The branch rewriting sparse does is very simplistic, afaik. It's also
confusingly written. I blame myself.
Honestly, in that example you quote:
cbr %arg1, .L1, .L2
.L1: context 1
br .L3
.L2: call use, %r1
br .L3
.L3: cbr %arg1, .L5, .L4 ;; false imbalance here
we never even try to combine the two cbr's, because they don't jump
directly to each other.
I think it would be easy to simplify if we just added some logic to
change "unconditional branch to conditional branch", and moved the cbr
up into L1 and L2, but I don't think we have any such logic (and it's
a simplification that might end up being the opposite of a
simplification - it would duplicate the conditional).
So we could try to remove L3 entirely, by moving it into both parents:
cbr %arg1, .L1, .L2
.L1: context 1
cbr %arg1, .L5, .L4
.L2: call use, %r1
cbr %arg1, .L5, .L4
and at that point, the branch simplification we *do* have woudl see
that both of those duplicated conditional branches are now dominated
by the first one, and we'd end up with
cbr %arg1, .L1, .L2
.L1: context 1
br .L5
.L2: call use, %r1
br .L4
and then we'd join L2 and L4 together and the end result would look nice.

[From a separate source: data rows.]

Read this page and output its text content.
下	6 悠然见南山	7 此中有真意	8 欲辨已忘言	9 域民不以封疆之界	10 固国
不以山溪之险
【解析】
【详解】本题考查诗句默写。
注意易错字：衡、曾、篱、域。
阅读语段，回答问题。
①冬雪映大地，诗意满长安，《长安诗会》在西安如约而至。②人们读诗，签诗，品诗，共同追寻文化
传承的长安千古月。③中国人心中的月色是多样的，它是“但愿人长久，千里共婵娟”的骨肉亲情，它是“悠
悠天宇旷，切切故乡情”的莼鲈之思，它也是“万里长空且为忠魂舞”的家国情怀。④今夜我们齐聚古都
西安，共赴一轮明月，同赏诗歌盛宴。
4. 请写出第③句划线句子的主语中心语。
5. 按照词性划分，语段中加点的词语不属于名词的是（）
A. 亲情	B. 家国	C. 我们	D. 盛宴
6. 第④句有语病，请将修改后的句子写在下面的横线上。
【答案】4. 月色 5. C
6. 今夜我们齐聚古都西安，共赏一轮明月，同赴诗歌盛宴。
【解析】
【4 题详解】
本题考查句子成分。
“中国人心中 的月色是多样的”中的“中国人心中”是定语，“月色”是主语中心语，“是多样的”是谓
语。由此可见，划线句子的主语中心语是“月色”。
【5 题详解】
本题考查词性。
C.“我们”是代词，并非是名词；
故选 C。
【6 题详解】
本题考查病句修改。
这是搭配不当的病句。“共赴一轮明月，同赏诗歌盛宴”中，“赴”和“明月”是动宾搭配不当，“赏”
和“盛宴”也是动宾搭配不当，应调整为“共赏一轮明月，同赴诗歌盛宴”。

But as it stands now, L3 isn't dominated by one side of the original
conditional branch (because we reach L3 from both sides), and the cbr
in L3 isn't something we can simplify without duplicating it and
moving it up into the parents.
Is duplicating the conditional branch worth it? In this case, clearly
yes. But in general? Maybe we could do it in cases like this, when the
*only* thing in a basic block is that conditional branch.
Linus